In this investigation, pressure microwave irradiation was used to clarify the activity of 1-(2-hydroxyphenyl)-3-(4-methylphenyl)prop-2-en-1-one (3) towards several active methylene derivatives utilized the pressurized microwave irradiation as green energy resource . Chalcone 3 was allowed to react with ethyl cyanoacetate, acetylacetone, and thioglycolic acid; respectively, at 70 degrees C with pressure under microwave reaction condition to afford the corresponding 2-hydroxyphenylcyanopyridone, 2-hydroxyphenyl acetylcyclohexanone, and thieno[2,3-c]chromen-4-one derivatives respectively. Moreover, the reaction of chalcone 3 with hydrogen peroxide with stirring affords the corresponding chromen-4-one derivative. All the synthesized compounds were confirmed through spectral tools such as FT-IR, (HNMR)-H-1, (CNMR)-C-13, and mass spectrum.
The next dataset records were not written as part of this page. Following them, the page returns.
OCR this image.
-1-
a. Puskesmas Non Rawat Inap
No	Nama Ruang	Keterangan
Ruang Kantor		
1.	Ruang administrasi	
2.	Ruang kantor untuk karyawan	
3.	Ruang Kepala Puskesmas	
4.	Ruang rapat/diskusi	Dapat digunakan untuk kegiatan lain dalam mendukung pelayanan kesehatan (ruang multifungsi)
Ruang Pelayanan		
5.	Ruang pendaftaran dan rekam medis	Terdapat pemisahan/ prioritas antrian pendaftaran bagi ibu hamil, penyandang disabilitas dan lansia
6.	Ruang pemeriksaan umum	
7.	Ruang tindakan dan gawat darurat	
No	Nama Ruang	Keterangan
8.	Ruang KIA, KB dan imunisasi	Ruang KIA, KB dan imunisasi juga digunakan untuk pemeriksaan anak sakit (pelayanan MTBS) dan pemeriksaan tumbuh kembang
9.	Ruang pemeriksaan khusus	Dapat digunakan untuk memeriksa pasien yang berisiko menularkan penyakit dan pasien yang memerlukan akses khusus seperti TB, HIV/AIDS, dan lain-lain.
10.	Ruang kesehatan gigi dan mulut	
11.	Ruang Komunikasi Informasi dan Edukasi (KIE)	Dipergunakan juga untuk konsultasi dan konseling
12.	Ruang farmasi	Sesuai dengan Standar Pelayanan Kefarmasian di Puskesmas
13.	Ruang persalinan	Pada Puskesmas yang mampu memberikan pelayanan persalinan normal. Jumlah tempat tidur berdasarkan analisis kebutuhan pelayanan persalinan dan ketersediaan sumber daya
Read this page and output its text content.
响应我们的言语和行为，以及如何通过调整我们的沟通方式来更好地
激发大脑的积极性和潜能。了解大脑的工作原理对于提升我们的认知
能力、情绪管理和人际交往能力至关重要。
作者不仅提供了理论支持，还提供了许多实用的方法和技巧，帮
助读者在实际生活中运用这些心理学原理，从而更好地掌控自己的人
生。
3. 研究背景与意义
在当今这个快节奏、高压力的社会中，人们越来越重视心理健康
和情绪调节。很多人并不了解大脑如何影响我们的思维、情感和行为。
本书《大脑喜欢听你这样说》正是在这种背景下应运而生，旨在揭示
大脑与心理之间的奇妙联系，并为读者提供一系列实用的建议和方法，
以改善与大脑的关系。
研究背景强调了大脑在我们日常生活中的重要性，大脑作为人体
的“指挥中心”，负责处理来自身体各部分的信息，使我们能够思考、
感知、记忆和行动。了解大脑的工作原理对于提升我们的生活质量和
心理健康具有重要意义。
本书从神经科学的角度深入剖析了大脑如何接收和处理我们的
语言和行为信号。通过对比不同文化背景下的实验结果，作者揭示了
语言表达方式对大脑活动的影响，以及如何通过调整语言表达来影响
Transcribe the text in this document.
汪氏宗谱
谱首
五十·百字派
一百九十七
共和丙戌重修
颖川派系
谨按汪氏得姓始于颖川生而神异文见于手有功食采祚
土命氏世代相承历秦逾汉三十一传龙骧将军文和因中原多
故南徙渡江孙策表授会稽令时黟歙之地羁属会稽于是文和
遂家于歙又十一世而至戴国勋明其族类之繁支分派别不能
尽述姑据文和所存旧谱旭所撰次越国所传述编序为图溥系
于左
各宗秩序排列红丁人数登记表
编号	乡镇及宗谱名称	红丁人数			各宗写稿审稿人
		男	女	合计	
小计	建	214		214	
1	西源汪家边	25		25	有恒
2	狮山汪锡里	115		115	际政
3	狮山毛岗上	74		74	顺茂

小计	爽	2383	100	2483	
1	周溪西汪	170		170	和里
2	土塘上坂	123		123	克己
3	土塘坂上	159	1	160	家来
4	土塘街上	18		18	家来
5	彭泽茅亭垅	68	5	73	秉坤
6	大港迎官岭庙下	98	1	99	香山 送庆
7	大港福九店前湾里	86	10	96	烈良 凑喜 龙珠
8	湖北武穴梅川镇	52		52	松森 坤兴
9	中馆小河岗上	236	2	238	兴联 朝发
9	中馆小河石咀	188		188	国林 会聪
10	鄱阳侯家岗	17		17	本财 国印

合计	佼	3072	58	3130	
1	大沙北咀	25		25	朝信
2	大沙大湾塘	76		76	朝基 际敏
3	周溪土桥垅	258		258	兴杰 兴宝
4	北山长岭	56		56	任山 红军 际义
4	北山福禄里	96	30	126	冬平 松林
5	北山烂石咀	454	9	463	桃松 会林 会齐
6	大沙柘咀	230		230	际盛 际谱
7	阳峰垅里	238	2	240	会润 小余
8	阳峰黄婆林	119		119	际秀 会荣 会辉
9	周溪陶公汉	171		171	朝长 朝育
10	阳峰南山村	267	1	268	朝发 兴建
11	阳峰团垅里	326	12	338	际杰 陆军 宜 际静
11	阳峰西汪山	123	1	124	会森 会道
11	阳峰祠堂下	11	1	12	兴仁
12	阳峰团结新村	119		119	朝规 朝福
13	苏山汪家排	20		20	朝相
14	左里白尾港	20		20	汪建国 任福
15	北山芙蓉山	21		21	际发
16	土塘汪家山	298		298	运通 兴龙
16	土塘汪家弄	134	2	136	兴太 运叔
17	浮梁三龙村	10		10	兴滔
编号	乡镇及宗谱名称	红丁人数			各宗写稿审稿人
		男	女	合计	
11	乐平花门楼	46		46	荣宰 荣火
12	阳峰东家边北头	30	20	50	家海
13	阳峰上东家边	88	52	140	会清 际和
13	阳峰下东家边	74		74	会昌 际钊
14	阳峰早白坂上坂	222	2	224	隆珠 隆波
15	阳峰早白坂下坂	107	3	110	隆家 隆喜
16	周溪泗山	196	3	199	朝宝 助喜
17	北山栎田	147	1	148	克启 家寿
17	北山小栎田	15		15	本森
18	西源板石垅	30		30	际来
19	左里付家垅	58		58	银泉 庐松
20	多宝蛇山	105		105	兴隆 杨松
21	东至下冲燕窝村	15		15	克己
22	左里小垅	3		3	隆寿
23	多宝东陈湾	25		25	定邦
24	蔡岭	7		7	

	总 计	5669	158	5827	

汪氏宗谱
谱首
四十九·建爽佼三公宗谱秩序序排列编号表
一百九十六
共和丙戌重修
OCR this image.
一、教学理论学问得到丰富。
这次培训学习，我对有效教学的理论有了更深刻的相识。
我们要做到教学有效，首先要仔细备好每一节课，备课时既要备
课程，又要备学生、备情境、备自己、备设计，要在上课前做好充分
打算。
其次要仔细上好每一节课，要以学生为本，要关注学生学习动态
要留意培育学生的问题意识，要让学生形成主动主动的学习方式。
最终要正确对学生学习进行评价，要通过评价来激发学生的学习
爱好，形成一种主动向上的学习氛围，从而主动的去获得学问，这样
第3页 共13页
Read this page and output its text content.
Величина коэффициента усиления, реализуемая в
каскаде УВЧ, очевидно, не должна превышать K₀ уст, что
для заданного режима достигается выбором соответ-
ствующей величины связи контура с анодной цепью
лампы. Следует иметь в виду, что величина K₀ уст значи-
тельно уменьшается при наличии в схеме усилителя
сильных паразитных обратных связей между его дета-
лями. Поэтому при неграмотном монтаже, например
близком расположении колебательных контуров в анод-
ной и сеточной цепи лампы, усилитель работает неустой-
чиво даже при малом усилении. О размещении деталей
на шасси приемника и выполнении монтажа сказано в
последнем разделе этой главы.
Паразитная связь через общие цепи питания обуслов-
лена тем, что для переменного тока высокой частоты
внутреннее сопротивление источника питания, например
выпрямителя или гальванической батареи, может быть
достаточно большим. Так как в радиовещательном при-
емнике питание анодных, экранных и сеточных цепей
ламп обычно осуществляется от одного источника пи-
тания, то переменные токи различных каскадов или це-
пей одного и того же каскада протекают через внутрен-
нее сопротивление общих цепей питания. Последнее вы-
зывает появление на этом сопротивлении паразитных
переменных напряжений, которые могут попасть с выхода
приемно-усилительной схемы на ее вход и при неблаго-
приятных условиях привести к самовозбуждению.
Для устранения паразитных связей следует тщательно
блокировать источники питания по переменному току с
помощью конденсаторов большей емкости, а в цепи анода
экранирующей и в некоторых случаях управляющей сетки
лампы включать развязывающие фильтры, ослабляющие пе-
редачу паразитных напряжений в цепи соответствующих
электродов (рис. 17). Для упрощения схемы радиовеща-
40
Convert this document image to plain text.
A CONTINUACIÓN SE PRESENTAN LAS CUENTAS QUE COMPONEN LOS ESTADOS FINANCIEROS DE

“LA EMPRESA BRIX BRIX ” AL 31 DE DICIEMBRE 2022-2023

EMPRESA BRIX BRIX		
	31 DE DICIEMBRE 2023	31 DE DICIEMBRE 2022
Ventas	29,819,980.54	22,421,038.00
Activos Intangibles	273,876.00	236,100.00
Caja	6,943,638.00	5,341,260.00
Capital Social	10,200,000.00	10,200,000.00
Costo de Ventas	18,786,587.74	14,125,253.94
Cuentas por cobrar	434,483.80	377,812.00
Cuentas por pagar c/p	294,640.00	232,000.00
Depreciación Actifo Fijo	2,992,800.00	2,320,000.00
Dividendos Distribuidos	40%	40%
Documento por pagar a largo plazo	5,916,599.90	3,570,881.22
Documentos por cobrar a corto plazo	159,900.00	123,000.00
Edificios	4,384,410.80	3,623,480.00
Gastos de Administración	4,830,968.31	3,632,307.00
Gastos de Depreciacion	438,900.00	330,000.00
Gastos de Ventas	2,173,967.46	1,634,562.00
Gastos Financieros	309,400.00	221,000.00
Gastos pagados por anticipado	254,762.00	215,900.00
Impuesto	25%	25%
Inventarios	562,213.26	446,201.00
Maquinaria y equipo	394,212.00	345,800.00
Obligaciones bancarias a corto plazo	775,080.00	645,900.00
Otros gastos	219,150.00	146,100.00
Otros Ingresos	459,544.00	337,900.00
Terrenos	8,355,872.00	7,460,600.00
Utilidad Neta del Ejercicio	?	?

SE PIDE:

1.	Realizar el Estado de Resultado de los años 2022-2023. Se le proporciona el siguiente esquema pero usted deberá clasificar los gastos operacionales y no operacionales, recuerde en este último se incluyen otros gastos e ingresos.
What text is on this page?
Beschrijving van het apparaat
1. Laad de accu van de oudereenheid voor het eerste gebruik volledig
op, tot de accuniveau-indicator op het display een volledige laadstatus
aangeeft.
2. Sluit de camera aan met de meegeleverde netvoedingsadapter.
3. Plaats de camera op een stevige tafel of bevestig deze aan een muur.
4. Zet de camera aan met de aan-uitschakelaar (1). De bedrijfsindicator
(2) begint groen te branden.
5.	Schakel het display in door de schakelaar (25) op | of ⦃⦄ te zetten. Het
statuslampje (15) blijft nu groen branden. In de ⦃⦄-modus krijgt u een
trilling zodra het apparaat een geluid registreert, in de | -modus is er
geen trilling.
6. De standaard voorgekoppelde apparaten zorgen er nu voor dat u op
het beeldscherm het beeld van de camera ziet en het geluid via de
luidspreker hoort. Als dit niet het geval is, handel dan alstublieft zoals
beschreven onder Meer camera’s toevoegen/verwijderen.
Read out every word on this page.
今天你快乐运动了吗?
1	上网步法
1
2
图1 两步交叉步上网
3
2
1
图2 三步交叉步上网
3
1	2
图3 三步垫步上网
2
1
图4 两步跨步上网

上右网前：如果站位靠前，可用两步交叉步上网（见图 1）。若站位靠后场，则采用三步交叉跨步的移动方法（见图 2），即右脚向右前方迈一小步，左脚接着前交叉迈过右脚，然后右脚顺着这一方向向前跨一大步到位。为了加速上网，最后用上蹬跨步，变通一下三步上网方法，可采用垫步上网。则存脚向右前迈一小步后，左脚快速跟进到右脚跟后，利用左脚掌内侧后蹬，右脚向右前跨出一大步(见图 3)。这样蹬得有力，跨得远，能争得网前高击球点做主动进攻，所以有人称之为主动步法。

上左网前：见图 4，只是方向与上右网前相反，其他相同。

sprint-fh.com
Furthermore, the synthesized heterocycles were exhibited excellent antioxidant activity and comparable with vitamin C, where the presence of the OH group increases the scavenger radical inhibition. Furthermore, the biological activity of compound 12 was demonstrated through molecular docking stimulation using two proteins, PDBID: 1DH2 and PDBID: 3RP8, which showed that compound 12 possesses greater binding energy and a shorter bond length comparable with ascorbic acid. Also, the compounds were optimized through DFT/B3LYP/6-31G (d,p) basis set and identification of their physical descriptors, whereas the compound 12 was confirmed through X-Ray single structure with Hirsh field analysis of the compound to know the hydrogen electrostatic bond interaction, and correlated with the optimized structure by comparing their bond length, bond angle, FT-IR, and NMR, which gave excellent correlation.

Automated summary

In this study, the activity of compound 3 towards several active methylene derivatives was investigated using pressure microwave irradiation as a green energy resource. The synthesized compounds exhibited excellent antioxidant activity, comparable to vitamin C, and the presence of the OH group increased radical inhibition. Molecular docking simulation showed that compound 12 had greater binding energy and a shorter bond length compared to ascorbic acid. The compounds were optimized through DFT/B3LYP/6-31G (d,p) basis set and their physical descriptors were identified.